Des marches solitaires… comme Nietzsche
Pour la suite, Axel se voit continuer encore quelques années dans le monde de la nuit. Il refuse de se fixer une limite d’âge et compte bien arpenter un moment les routes du grand Est et d’ailleurs. Car « c’est presque ça qu’il préfère aux shows », confie-t-il. L’errance :
« C’est l’instinct qui parle beaucoup. J’aime errer au petit bonheur la chance, sans vraiment savoir où je vais. Pour les shows, on peut m’appeler le jour même et je pars dans une ville inconnue : Grand Est, Belgique, Luxembourg… Je fais aussi des marches solitaires. Nietzsche en était adepte. Lorsque tu ne te fixes pas de but, tu apprécies d’autant plus les étapes. Les routes inconnues sont les plus aimées ».
Du côté universitaire, il ne se voit pas arrêter les études sans obtenir un doctorat, « l’aboutissement de toutes ces années ». En droit, en philosophie, ou dans les deux domaines.
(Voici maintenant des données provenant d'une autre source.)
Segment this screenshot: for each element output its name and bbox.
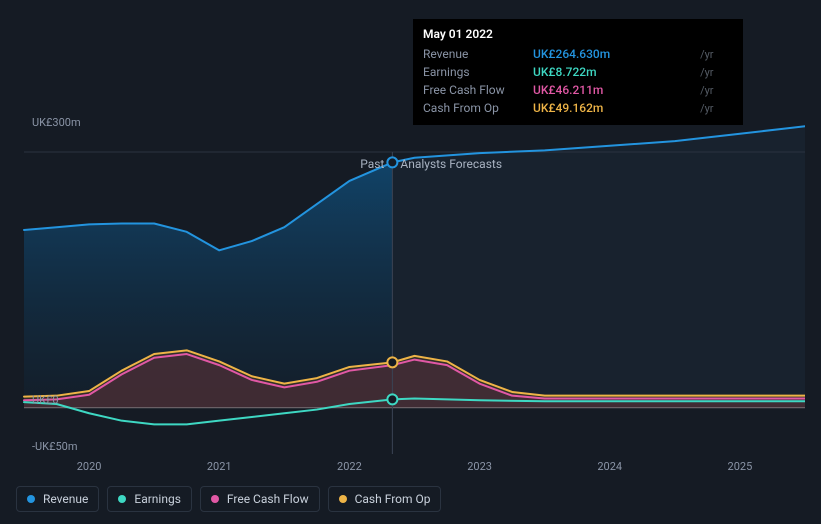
tooltip-row-suffix: /yr xyxy=(696,99,733,117)
svg-text:2022: 2022 xyxy=(337,460,362,473)
tooltip-row-suffix: /yr xyxy=(696,81,733,99)
legend-dot xyxy=(339,495,347,503)
tooltip-row-label: Free Cash Flow xyxy=(423,81,533,99)
legend-item[interactable]: Earnings xyxy=(107,486,192,512)
legend-label: Free Cash Flow xyxy=(227,492,309,506)
tooltip-row-value: UK£46.211m xyxy=(533,81,696,99)
tooltip-row-value: UK£8.722m xyxy=(533,63,696,81)
legend-item[interactable]: Free Cash Flow xyxy=(200,486,320,512)
tooltip-row-label: Revenue xyxy=(423,45,533,63)
legend-dot xyxy=(27,495,35,503)
tooltip-row: Cash From OpUK£49.162m/yr xyxy=(423,99,733,117)
svg-text:2020: 2020 xyxy=(77,460,102,473)
svg-text:2021: 2021 xyxy=(207,460,232,473)
svg-text:-UK£50m: -UK£50m xyxy=(32,440,77,453)
svg-text:2025: 2025 xyxy=(728,460,753,473)
legend-label: Revenue xyxy=(43,492,88,506)
tooltip-row-suffix: /yr xyxy=(696,63,733,81)
svg-text:UK£300m: UK£300m xyxy=(32,116,81,129)
svg-text:Past: Past xyxy=(360,157,384,171)
legend-dot xyxy=(211,495,219,503)
tooltip-date: May 01 2022 xyxy=(423,27,733,41)
svg-text:2024: 2024 xyxy=(597,460,622,473)
legend-label: Earnings xyxy=(134,492,181,506)
tooltip-row-label: Earnings xyxy=(423,63,533,81)
chart-legend: Revenue Earnings Free Cash Flow Cash From O… xyxy=(16,486,441,512)
legend-label: Cash From Op xyxy=(355,492,431,506)
tooltip-table: RevenueUK£264.630m/yrEarningsUK£8.722m/y… xyxy=(423,45,733,117)
tooltip-row-label: Cash From Op xyxy=(423,99,533,117)
tooltip-row-value: UK£264.630m xyxy=(533,45,696,63)
svg-text:Analysts Forecasts: Analysts Forecasts xyxy=(400,157,502,171)
tooltip-row: RevenueUK£264.630m/yr xyxy=(423,45,733,63)
chart-tooltip: May 01 2022 RevenueUK£264.630m/yrEarning… xyxy=(413,19,743,125)
svg-text:UK£0: UK£0 xyxy=(32,394,59,407)
tooltip-row-value: UK£49.162m xyxy=(533,99,696,117)
svg-text:2023: 2023 xyxy=(467,460,492,473)
tooltip-row: Free Cash FlowUK£46.211m/yr xyxy=(423,81,733,99)
legend-dot xyxy=(118,495,126,503)
legend-item[interactable]: Cash From Op xyxy=(328,486,442,512)
legend-item[interactable]: Revenue xyxy=(16,486,99,512)
tooltip-row-suffix: /yr xyxy=(696,45,733,63)
tooltip-row: EarningsUK£8.722m/yr xyxy=(423,63,733,81)
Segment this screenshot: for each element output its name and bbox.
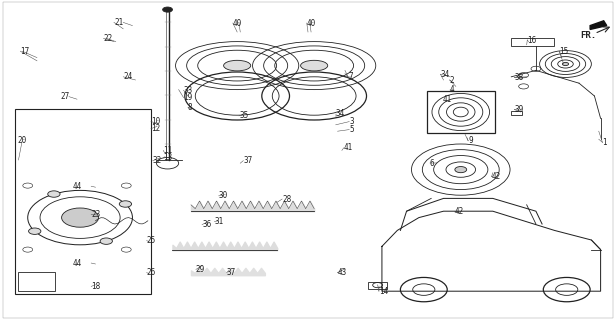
Text: 31: 31	[214, 217, 224, 226]
Text: 21: 21	[114, 18, 123, 27]
Text: 25: 25	[147, 236, 156, 245]
Circle shape	[62, 208, 99, 227]
Text: 6: 6	[430, 159, 435, 168]
Text: 14: 14	[379, 287, 388, 296]
Text: 41: 41	[442, 95, 452, 104]
Text: 37: 37	[227, 268, 236, 277]
Ellipse shape	[224, 60, 251, 71]
Circle shape	[455, 166, 467, 173]
Text: 42: 42	[455, 207, 464, 216]
Text: 29: 29	[196, 265, 205, 274]
Text: 41: 41	[344, 143, 353, 152]
Text: 33: 33	[184, 86, 193, 95]
Bar	[15, 109, 151, 294]
Text: 22: 22	[103, 34, 113, 43]
Ellipse shape	[301, 60, 328, 71]
Text: 32: 32	[153, 156, 162, 165]
Text: FR.: FR.	[580, 31, 596, 40]
Text: 9: 9	[468, 136, 473, 145]
Text: 15: 15	[559, 47, 569, 56]
Text: 36: 36	[202, 220, 211, 229]
Text: 10: 10	[151, 117, 160, 126]
Text: 7: 7	[348, 72, 353, 81]
Circle shape	[48, 191, 60, 197]
Circle shape	[562, 62, 569, 66]
Text: 8: 8	[188, 103, 193, 112]
Bar	[368, 282, 387, 289]
Bar	[511, 38, 554, 46]
Text: 42: 42	[492, 172, 501, 181]
Text: 34: 34	[440, 70, 450, 79]
Text: 26: 26	[147, 268, 156, 277]
Text: 2: 2	[450, 76, 455, 84]
Text: 40: 40	[307, 19, 316, 28]
Bar	[18, 272, 55, 291]
Text: 40: 40	[233, 19, 242, 28]
Text: 44: 44	[73, 182, 82, 191]
Text: 34: 34	[336, 109, 345, 118]
Text: 13: 13	[163, 153, 172, 162]
Text: 18: 18	[91, 282, 100, 291]
Text: 3: 3	[349, 117, 354, 126]
Text: 35: 35	[239, 111, 248, 120]
Text: 16: 16	[527, 36, 537, 44]
Text: 17: 17	[20, 47, 30, 56]
Circle shape	[28, 228, 41, 235]
Text: 19: 19	[184, 93, 193, 102]
Circle shape	[120, 201, 132, 207]
Text: 43: 43	[338, 268, 347, 277]
Circle shape	[163, 7, 172, 12]
Polygon shape	[590, 21, 607, 29]
Text: 20: 20	[17, 136, 26, 145]
Text: 11: 11	[163, 146, 172, 155]
Text: 12: 12	[151, 124, 160, 133]
Text: 30: 30	[219, 191, 228, 200]
Text: 38: 38	[514, 73, 524, 82]
Text: 24: 24	[123, 72, 132, 81]
Bar	[427, 91, 495, 133]
Text: 1: 1	[602, 138, 607, 147]
Text: 5: 5	[349, 125, 354, 134]
Text: 23: 23	[91, 210, 100, 219]
Text: 39: 39	[514, 105, 524, 114]
Text: 27: 27	[60, 92, 70, 101]
Text: 37: 37	[243, 156, 253, 165]
Bar	[511, 111, 522, 115]
Circle shape	[100, 238, 113, 244]
Text: 28: 28	[282, 195, 291, 204]
Text: 4: 4	[450, 85, 455, 94]
Text: 44: 44	[73, 259, 82, 268]
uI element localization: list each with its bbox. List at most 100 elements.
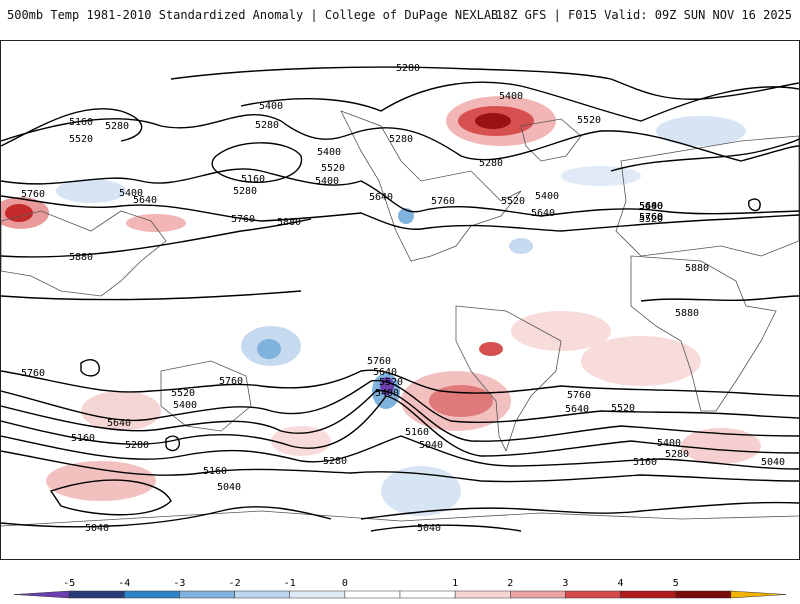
colorbar-tick-label: 0 xyxy=(342,578,348,589)
contour-5640-south xyxy=(1,379,799,424)
contour-5400-south xyxy=(1,395,799,457)
colorbar-tick-label: -2 xyxy=(229,578,241,589)
contour-closed-small xyxy=(80,359,100,377)
colorbar-segment xyxy=(399,590,456,599)
contour-label: 5400 xyxy=(315,176,339,187)
contour-label: 5520 xyxy=(379,377,403,388)
colorbar-segments xyxy=(13,590,787,599)
colorbar-tick-label: 1 xyxy=(452,578,458,589)
cold-anomaly xyxy=(656,116,746,146)
warm-anomaly-strong xyxy=(5,204,33,222)
map-panel: 5280 5400 5400 5160 5280 5520 5400 5280 … xyxy=(0,40,800,560)
contour-5280-closed xyxy=(211,142,303,183)
contour-5520-east xyxy=(610,138,799,172)
cold-anomaly xyxy=(561,166,641,186)
contour-label: 5640 xyxy=(369,192,393,203)
colorbar-tick-label: 3 xyxy=(562,578,568,589)
contour-label: 5160 xyxy=(405,427,429,438)
contour-label: 5160 xyxy=(241,174,265,185)
contour-label: 5880 xyxy=(675,308,699,319)
warm-anomaly xyxy=(271,426,331,456)
contour-5040-bottom xyxy=(1,506,332,528)
warm-anomaly-strong xyxy=(429,385,493,417)
contour-label: 5400 xyxy=(317,147,341,158)
coastline-africa xyxy=(630,255,777,412)
contour-labels: 5280 5400 5400 5160 5280 5520 5400 5280 … xyxy=(21,63,785,534)
contour-label: 5640 xyxy=(639,201,663,212)
colorbar-segment xyxy=(234,590,290,599)
contour-5520-north xyxy=(1,114,799,162)
cold-anomaly xyxy=(509,238,533,254)
contour-label: 5760 xyxy=(431,196,455,207)
contour-label: 5760 xyxy=(567,390,591,401)
map-title: 500mb Temp 1981-2010 Standardized Anomal… xyxy=(7,8,499,22)
contour-label: 5520 xyxy=(577,115,601,126)
run-valid-time: 18Z GFS | F015 Valid: 09Z SUN NOV 16 202… xyxy=(495,8,792,22)
cold-anomaly xyxy=(381,466,461,516)
contour-label: 5880 xyxy=(685,263,709,274)
height-contours xyxy=(1,66,799,532)
colorbar-ticks: -5 -4 -3 -2 -1 0 1 2 3 4 5 xyxy=(63,578,679,589)
coastline-north-america xyxy=(340,110,522,262)
contour-label: 5760 xyxy=(231,214,255,225)
warm-anomaly-core xyxy=(475,113,511,129)
coastline-australia xyxy=(160,360,252,432)
contour-label: 5520 xyxy=(611,403,635,414)
contour-label: 5640 xyxy=(565,404,589,415)
contour-label: 5520 xyxy=(639,214,663,225)
contour-label: 5040 xyxy=(217,482,241,493)
contour-5760-south xyxy=(1,369,799,397)
warm-anomaly xyxy=(581,336,701,386)
contour-5280-north xyxy=(170,66,799,100)
contour-label: 5280 xyxy=(389,134,413,145)
contour-label: 5400 xyxy=(657,438,681,449)
contour-5400-north xyxy=(240,81,799,122)
contour-5160-north xyxy=(1,108,143,147)
cold-anomaly xyxy=(56,179,126,203)
colorbar: -5 -4 -3 -2 -1 0 1 2 3 4 5 xyxy=(0,566,800,600)
contour-closed-small xyxy=(747,198,761,212)
contour-label: 5760 xyxy=(367,356,391,367)
contour-label: 5400 xyxy=(375,388,399,399)
contour-label: 5640 xyxy=(531,208,555,219)
contour-5880-africa xyxy=(640,295,799,302)
contour-label: 5400 xyxy=(639,201,663,212)
cold-anomaly-strong xyxy=(257,339,281,359)
colorbar-tick-label: -5 xyxy=(63,578,75,589)
colorbar-segment xyxy=(510,590,566,599)
colorbar-tick-label: -3 xyxy=(173,578,185,589)
contour-label: 5400 xyxy=(173,400,197,411)
contour-closed-small xyxy=(165,435,180,452)
contour-label: 5280 xyxy=(665,449,689,460)
warm-anomaly xyxy=(511,311,611,351)
coastline-east-asia xyxy=(1,210,167,297)
contour-label: 5880 xyxy=(69,252,93,263)
contour-label: 5640 xyxy=(133,195,157,206)
contour-5280-south xyxy=(1,435,799,470)
cold-anomaly xyxy=(398,208,414,224)
colorbar-segment xyxy=(454,590,511,599)
colorbar-tick-label: -4 xyxy=(118,578,130,589)
coastline-antarctica xyxy=(1,510,799,527)
contour-5040-polar-east xyxy=(370,524,522,532)
contour-label: 5640 xyxy=(107,418,131,429)
contour-label: 5040 xyxy=(419,440,443,451)
contour-label: 5760 xyxy=(639,212,663,223)
contour-label: 5280 xyxy=(255,120,279,131)
contour-label: 5520 xyxy=(321,163,345,174)
contour-label: 5160 xyxy=(71,433,95,444)
contour-label: 5280 xyxy=(323,456,347,467)
coastline-europe-asia xyxy=(615,135,799,257)
contour-label: 5400 xyxy=(259,101,283,112)
colorbar-segment xyxy=(675,590,732,599)
contour-label: 5040 xyxy=(761,457,785,468)
contour-5880-south xyxy=(1,290,302,301)
anomaly-shading xyxy=(1,96,761,516)
colorbar-tick-label: 2 xyxy=(507,578,513,589)
contour-label: 5040 xyxy=(85,523,109,534)
contour-label: 5280 xyxy=(396,63,420,74)
contour-label: 5160 xyxy=(203,466,227,477)
colorbar-segment xyxy=(13,590,70,599)
contour-label: 5280 xyxy=(125,440,149,451)
contour-5880-north xyxy=(1,218,312,258)
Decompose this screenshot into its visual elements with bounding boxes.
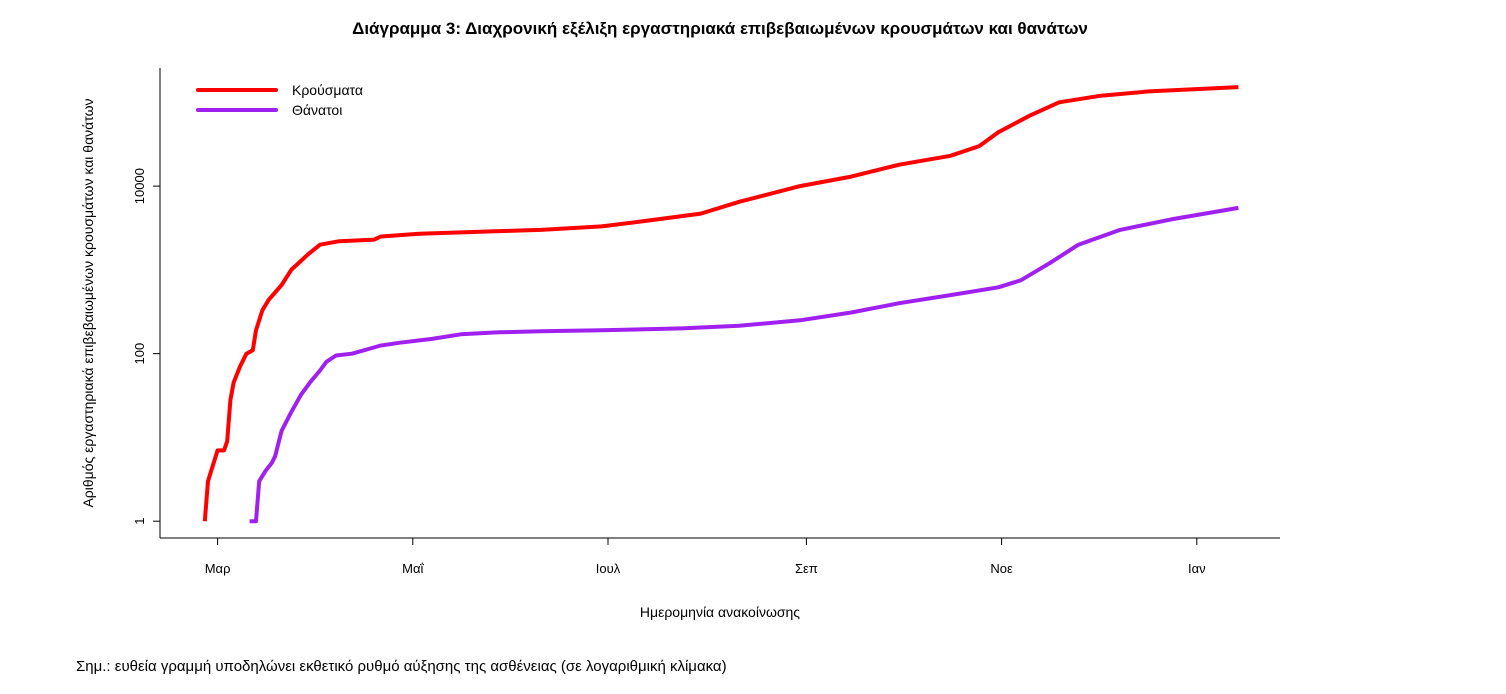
legend-label-cases: Κρούσματα — [292, 82, 363, 98]
x-tick-label: Σεπ — [795, 561, 818, 576]
series-line-1 — [249, 205, 1239, 524]
y-axis-label: Αριθμός εργαστηριακά επιβεβαιωμένων κρου… — [80, 98, 96, 507]
series-line-0 — [202, 85, 1239, 522]
series-lines — [202, 85, 1239, 524]
x-axis-label: Ημερομηνία ανακοίνωσης — [640, 604, 800, 620]
x-tick-label: Μαΐ — [402, 561, 424, 576]
legend-label-deaths: Θάνατοι — [292, 102, 342, 118]
y-tick-label: 1 — [132, 518, 147, 525]
x-tick-label: Ιαν — [1188, 561, 1206, 576]
y-tick-label: 10000 — [132, 168, 147, 204]
y-tick-label: 100 — [132, 343, 147, 365]
footnote: Σημ.: ευθεία γραμμή υποδηλώνει εκθετικό … — [76, 658, 727, 675]
x-tick-label: Ιουλ — [596, 561, 621, 576]
x-ticks: Μαρ Μαΐ Ιουλ Σεπ Νοε Ιαν — [205, 538, 1206, 576]
x-tick-label: Μαρ — [205, 561, 231, 576]
y-ticks: 1 100 10000 — [132, 168, 160, 525]
chart-title: Διάγραμμα 3: Διαχρονική εξέλιξη εργαστηρ… — [352, 19, 1088, 38]
legend: Κρούσματα Θάνατοι — [196, 82, 363, 118]
x-tick-label: Νοε — [990, 561, 1013, 576]
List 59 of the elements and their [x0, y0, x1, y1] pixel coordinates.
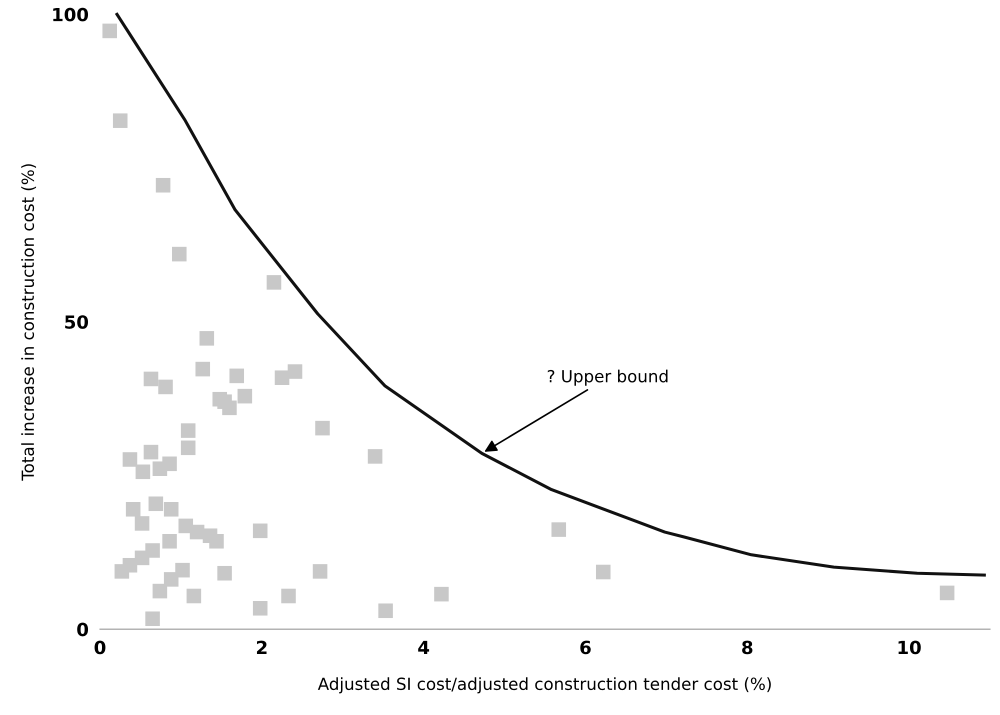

Il n’a pas de plan de carrière, hésite toujours sur la profession qu’il aimerait exercer:
« Ce qui me plaît le plus, c’est d’avoir trouver une vie équilibrée, que ce soit le soin du corps, de ma personne ou de mon esprit. Après avoir subi mon quotidien et des décisions qui ne m’étaient pas personnelles, en droit ou en couple, je ne subis plus rien. C’est une certaine conception de la liberté. Une revanche sur ma médiocrité de l’époque, où je me laissais aller, une revanche sur ceux qui n’ont pas cru en moi et qui m’ont poussé à évoluer. Mon quotidien, pour moi, ce n’est pas atypique. Je fais simplement ce qui me plaît. Pour certains, c’est du kayak et de la pâtisserie, moi c’est de la philo et du strip-tease. »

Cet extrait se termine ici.